Jim Cain and John Stigant of the Americas Petroleum Survey Group held a half day workshop on Geodetics, Datums and Projections as applied to the oil industry. Cain laid down the basics of geodetics for geodetically-naïve end users or programmers. Cain’s clear message is ‘latitude and longitude are not a unique representation of a point on the earth’s surface—but vary according to the geographical coordinate reference system used’.
Lost in space!
Or, putting it in plain English, ‘given latitude and longitude, you do not know where you are’. Errors of the order of a hundred meters or more can come from misunderstandings of geodetic datum. Other pitfalls await the unwary when 3D data is projected onto a 2D map. Stigant ran through the plethora of map projections available—with case histories of projection disasters. ‘People get it wrong all the time—there is a constant need for education, you should always re-check software to make sure that scale factor and declination have been handled properly.’

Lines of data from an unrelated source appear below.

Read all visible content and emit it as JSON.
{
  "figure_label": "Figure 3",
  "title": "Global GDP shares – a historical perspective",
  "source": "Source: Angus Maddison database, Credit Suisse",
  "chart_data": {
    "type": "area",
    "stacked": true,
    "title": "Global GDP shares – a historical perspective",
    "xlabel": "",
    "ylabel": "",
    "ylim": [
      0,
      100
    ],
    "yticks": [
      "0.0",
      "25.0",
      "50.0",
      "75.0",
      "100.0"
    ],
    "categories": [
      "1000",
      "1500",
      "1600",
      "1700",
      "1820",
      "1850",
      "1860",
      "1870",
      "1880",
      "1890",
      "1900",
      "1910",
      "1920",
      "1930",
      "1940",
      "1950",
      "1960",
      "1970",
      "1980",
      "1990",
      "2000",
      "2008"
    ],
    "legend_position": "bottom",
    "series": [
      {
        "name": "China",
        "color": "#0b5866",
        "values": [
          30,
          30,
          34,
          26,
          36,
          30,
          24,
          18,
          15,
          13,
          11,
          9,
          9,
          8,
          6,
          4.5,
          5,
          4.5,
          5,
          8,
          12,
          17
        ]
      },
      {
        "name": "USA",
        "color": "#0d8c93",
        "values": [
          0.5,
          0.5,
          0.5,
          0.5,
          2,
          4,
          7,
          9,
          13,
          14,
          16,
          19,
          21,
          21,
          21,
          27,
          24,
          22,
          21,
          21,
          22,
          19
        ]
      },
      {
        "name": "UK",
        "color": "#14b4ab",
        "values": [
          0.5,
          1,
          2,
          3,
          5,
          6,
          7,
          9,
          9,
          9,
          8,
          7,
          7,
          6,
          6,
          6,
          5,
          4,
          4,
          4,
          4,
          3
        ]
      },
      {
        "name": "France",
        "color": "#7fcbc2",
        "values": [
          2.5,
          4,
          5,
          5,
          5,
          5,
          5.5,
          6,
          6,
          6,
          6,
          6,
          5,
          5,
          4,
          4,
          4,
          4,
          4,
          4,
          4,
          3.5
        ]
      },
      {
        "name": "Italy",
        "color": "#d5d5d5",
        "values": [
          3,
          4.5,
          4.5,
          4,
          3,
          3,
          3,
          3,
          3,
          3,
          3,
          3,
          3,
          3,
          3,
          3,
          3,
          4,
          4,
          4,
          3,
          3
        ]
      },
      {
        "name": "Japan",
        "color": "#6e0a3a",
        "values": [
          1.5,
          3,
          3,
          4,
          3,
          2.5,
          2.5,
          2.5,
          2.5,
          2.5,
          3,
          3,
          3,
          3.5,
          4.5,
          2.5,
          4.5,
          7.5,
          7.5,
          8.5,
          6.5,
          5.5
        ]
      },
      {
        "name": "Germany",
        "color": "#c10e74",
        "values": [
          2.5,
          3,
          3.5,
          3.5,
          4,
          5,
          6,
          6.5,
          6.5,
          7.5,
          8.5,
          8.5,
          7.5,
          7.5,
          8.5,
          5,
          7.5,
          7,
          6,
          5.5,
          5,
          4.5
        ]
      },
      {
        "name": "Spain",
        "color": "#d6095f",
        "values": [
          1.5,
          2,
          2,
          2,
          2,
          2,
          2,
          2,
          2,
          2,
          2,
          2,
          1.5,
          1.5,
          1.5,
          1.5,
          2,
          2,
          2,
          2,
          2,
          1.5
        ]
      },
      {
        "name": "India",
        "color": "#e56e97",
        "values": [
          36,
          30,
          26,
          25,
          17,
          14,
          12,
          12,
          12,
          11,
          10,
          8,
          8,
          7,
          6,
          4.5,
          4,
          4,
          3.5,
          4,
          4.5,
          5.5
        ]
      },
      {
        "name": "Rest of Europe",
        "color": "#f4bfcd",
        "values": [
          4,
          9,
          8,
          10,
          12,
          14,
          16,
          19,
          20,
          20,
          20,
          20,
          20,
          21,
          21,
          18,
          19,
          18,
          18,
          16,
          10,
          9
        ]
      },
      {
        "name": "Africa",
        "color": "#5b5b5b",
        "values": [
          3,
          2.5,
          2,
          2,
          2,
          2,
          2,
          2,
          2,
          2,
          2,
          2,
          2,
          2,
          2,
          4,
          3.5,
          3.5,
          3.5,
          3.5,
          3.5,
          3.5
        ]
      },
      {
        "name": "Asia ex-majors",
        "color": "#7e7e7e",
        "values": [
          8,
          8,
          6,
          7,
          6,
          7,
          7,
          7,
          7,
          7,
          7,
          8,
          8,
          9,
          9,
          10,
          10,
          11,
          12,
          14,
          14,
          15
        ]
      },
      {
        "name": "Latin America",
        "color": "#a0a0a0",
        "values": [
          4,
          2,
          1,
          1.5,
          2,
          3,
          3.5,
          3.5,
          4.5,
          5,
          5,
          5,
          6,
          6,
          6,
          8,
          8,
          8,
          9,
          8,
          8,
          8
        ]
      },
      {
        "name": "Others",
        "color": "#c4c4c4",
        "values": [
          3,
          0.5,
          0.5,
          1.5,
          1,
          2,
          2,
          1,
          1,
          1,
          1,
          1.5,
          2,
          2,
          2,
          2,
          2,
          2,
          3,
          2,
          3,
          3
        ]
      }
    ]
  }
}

Beware of software that allows ‘unknown’ datum—a geodetic anathema. Wells pose a delicate problem—a deviation survey records a vast amount of metadata which may or may not be available in a trade context. One recurrent problem is the over zealous re-application of a correction—stressing the need for audit trails.
Pipelines pose another type of mapping problem—accurate knowledge of ellipsoid height and height above mean sea level is required to avoid pumping uphill at unexpected pressure! Another scare story involved the building of a production facility accidentally located on a neighboring property— resulting in a $12 million windfall for the owner! Stigant advises checking and double checking your survey data. If in doubt – get help! Done well, geodetics can be a low cost, high competitive advantage activity. Done badly, they have huge risk potential. The APSG (www.apsg.info) is ready to give this presentation to corporations on request.